Алёна, худенькая, смиренная девка, послушно юркнула за дверь. Она была любимой служанкой Марьи. Только её одну звала Марья по имени, у остальных и имён не знала, не терпела никого и скрепя сердце допускала к себе.
Алёна ввела в спальню здоровенную усатую старуху, похожую на стражника кремлёвских въездных ворот.
Марья, увидев её, съёжилась, подобрала под себя ноги, с отвращением и страхом спросила:
– Ты кто?
– Та я, кто тебе нужен, матушка, – грубым мужским голосом ответила старуха, сняла телогрею и решительно направилась к Марьиной постели.
– Не зови меня матушкой, – зло приказала Марья.
– Завсегда так величают у нас цариц, – невозмутимо пробасила старуха.
– Так зовут у вас старух, – процедила сквозь зубы Марья. – Зови меня государыней!
– Как тебе угодно, радость моя. Буду величать государыней.
– И знай!.. – Марья прищурилась, стиснула зубы. – Прежнюю свою повитуху я плетьми высекла и вон выгнала!
– Нерадива была кумушка моя? – спокойно спросила старуха.
– Колдунья!
– Ох, сатанье дело… – перекрестилась старуха.
Закрестились, зашептались мамки. Алёна выронила из рук медный таз – он звякнул об пол, резко и пугающе, как истошный вскрик. Марья в ужасе завизжала:
– Пошли вон! Змеи! И ты, Алёна… Нет, ты останься! Я боюсь сей ведьмы!
Мамки ушли. Где-то в глубине дворца затихли их осторожные шаги, замерли приглушённые голоса. Алёна стала у Марьиного изголовья, принялась собирать и сплетать её волосы.

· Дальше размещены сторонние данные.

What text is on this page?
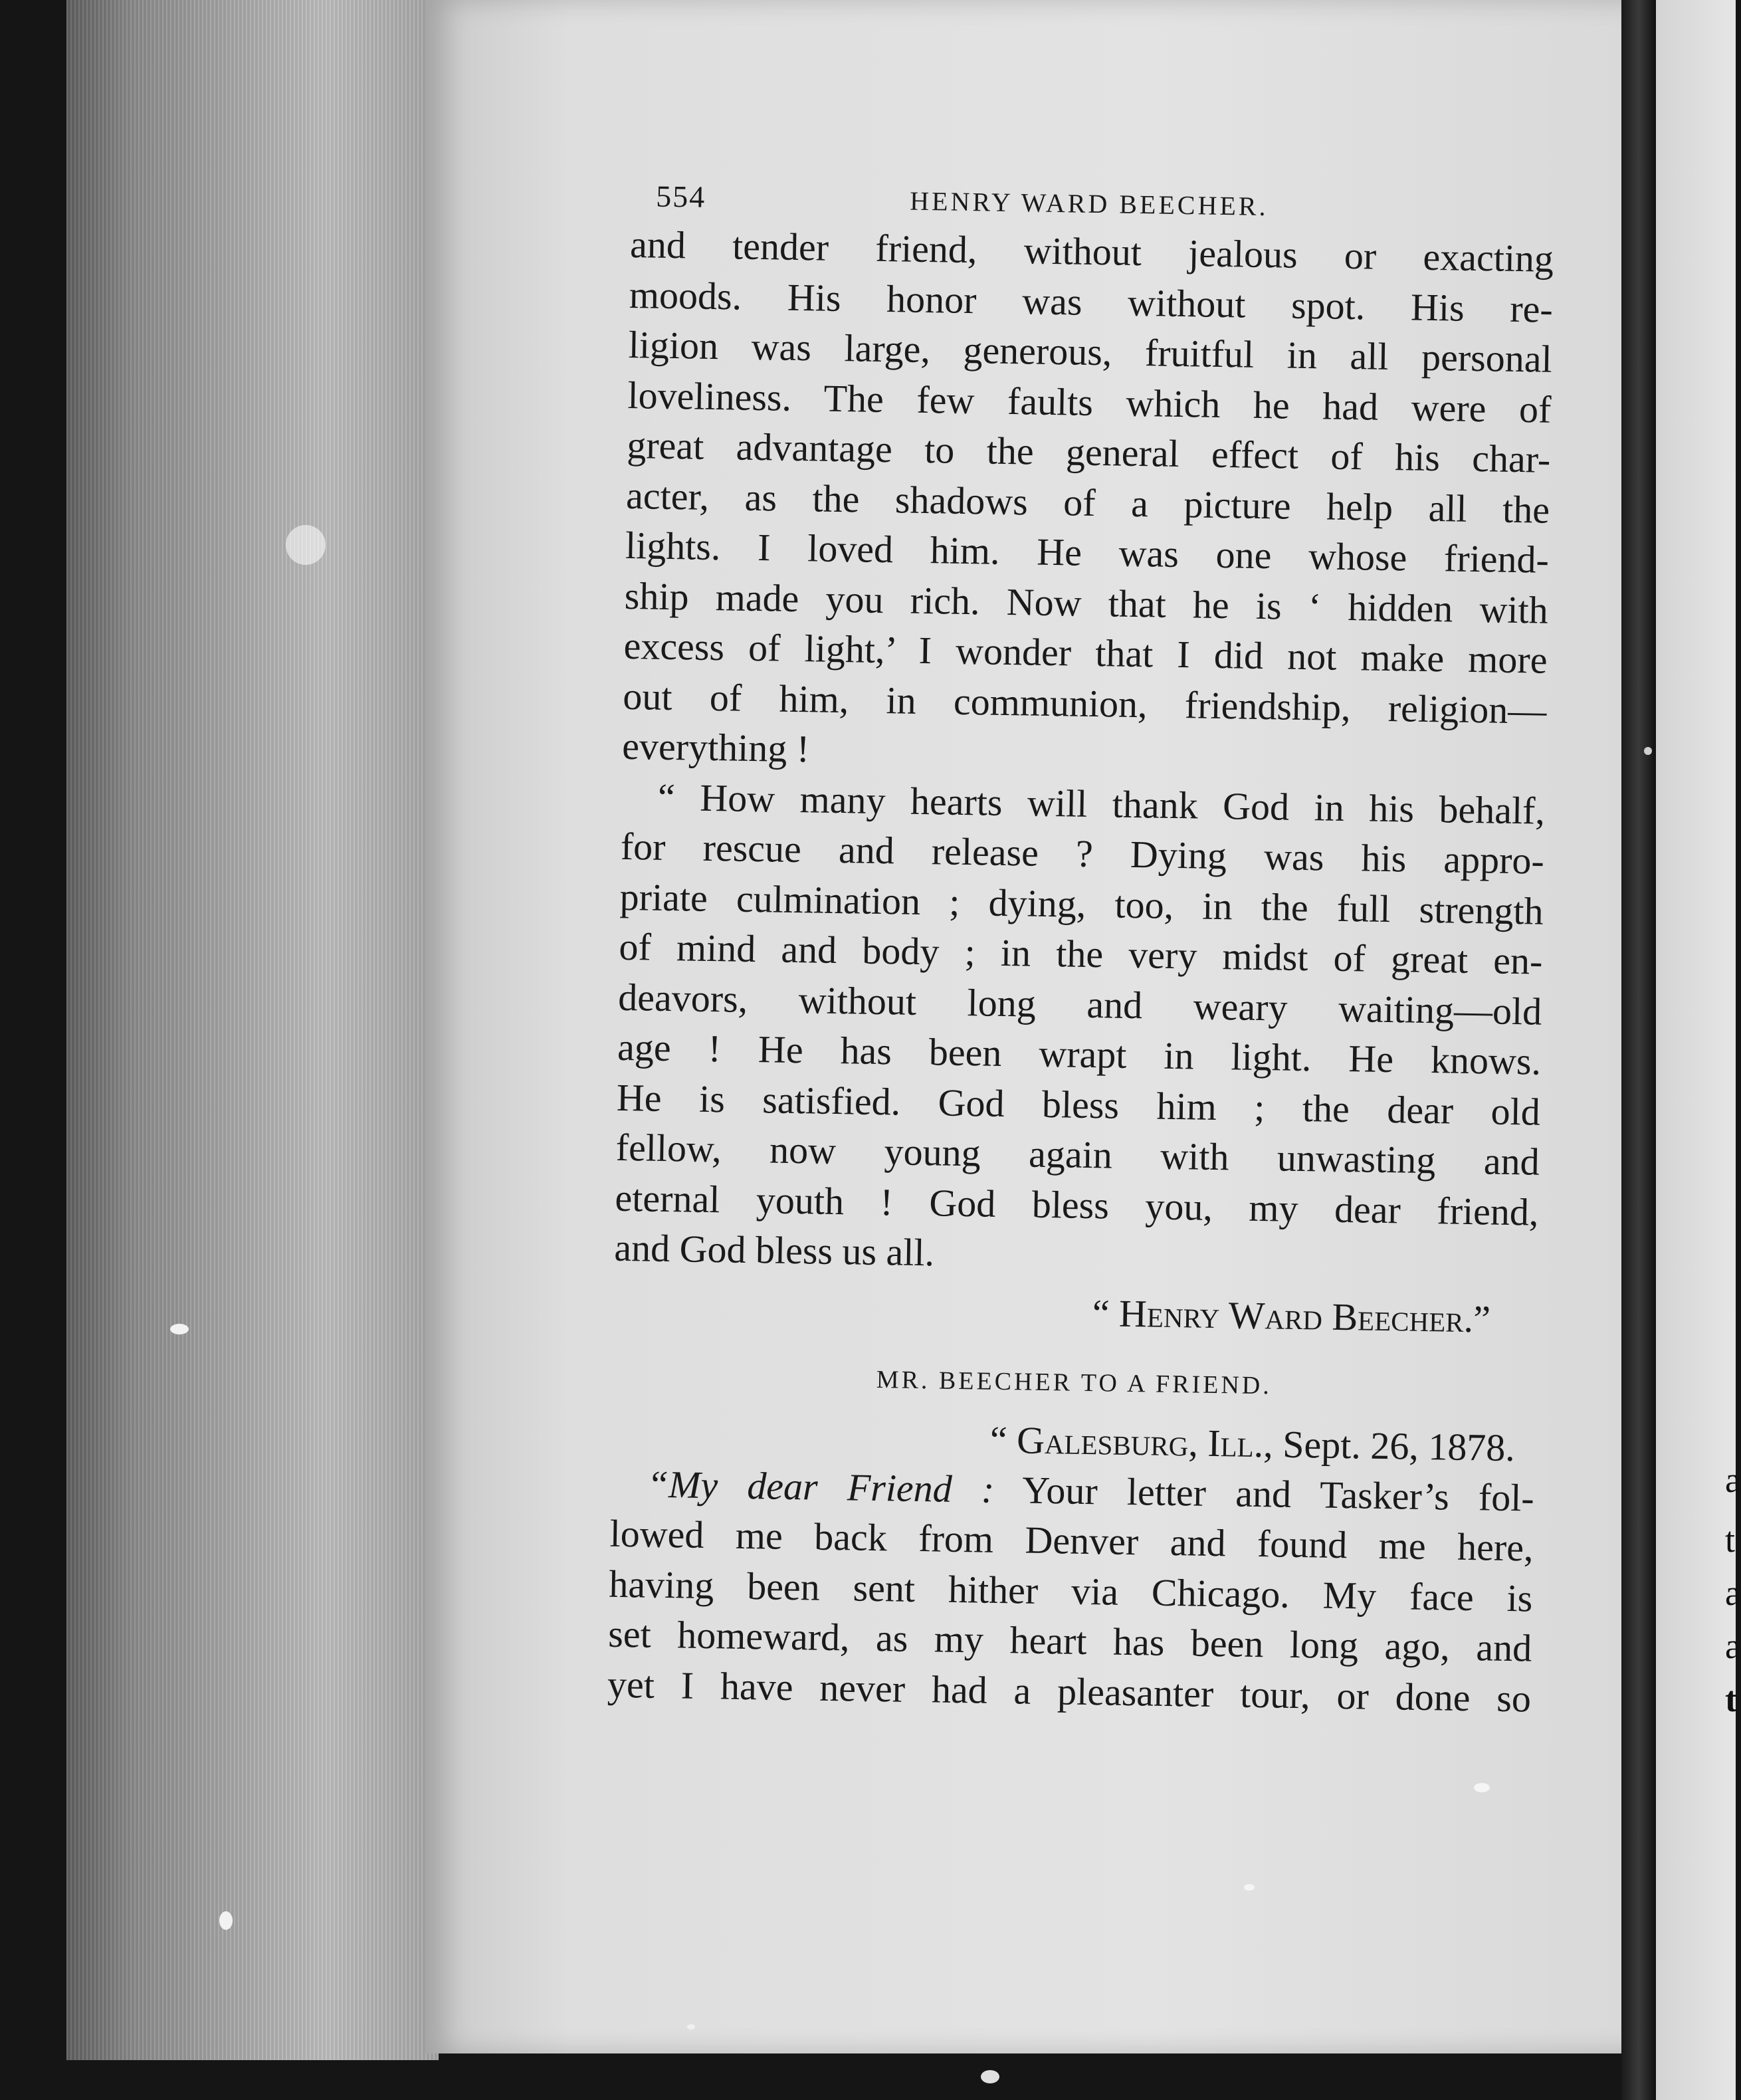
a
t
a
a
t
554	HENRY WARD BEECHER.
and tender friend, without jealous or exacting
moods. His honor was without spot. His re-
ligion was large, generous, fruitful in all personal
loveliness. The few faults which he had were of
great advantage to the general effect of his char-
acter, as the shadows of a picture help all the
lights. I loved him. He was one whose friend-
ship made you rich. Now that he is ‘ hidden with
excess of light,’ I wonder that I did not make more
out of him, in communion, friendship, religion—
everything !
“ How many hearts will thank God in his behalf,
for rescue and release ? Dying was his appro-
priate culmination ; dying, too, in the full strength
of mind and body ; in the very midst of great en-
deavors, without long and weary waiting—old
age ! He has been wrapt in light. He knows.
He is satisfied. God bless him ; the dear old
fellow, now young again with unwasting and
eternal youth ! God bless you, my dear friend,
and God bless us all.
“ Henry Ward Beecher.”
MR. BEECHER TO A FRIEND.
“ Galesburg, Ill., Sept. 26, 1878.
“My dear Friend : Your letter and Tasker’s fol-
lowed me back from Denver and found me here,
having been sent hither via Chicago. My face is
set homeward, as my heart has been long ago, and
yet I have never had a pleasanter tour, or done so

– Пошто яростишься, государыня? – стараясь приглушить свой грубый голос, ласково проговорила старуха и приклонилась к Марье. – Плодная же ты… А ярость плод гнетёт. У ярых плодниц худая рожа[29]29
Худая рожа – тяжёлые роды.
[Закрыть]… и дети хилы рождаются.
– Накаркай… Язык вырву!
– Баю, что извеку ведомо.
– Что ещё тебе ведомо?
– Вельми много, государыня. Век мой долог…
– Волховством плод в утробе сгубить можно?
– Можно, государыня. Наговорным зельем – до второй и до третьей луны. А после третьей луны Господь Бог своё око кладёт на младенца: ничем уж тады не сгубить, не вытравить его. Ежели токмо грех тяжкий взять на душу…
– И ты колдунья! Вижу, колдунья! – задрожала Марья, вырвала у Алёны свои волосы, крепко прижала зачем-то их к груди. – Или ведьма! Вон какая страшная!
– Бог не дал мне родиться такой пригожей, как ты, радость моя, государыня! Ты пригожа, как царица небесная! А у меня душа тёплая и ласковая. Не страшись меня. У колдуний зубы черевинные[30]30
Черевинные – коренные, кутние.
[Закрыть] в небо вросшие… А у меня их вовсе нет.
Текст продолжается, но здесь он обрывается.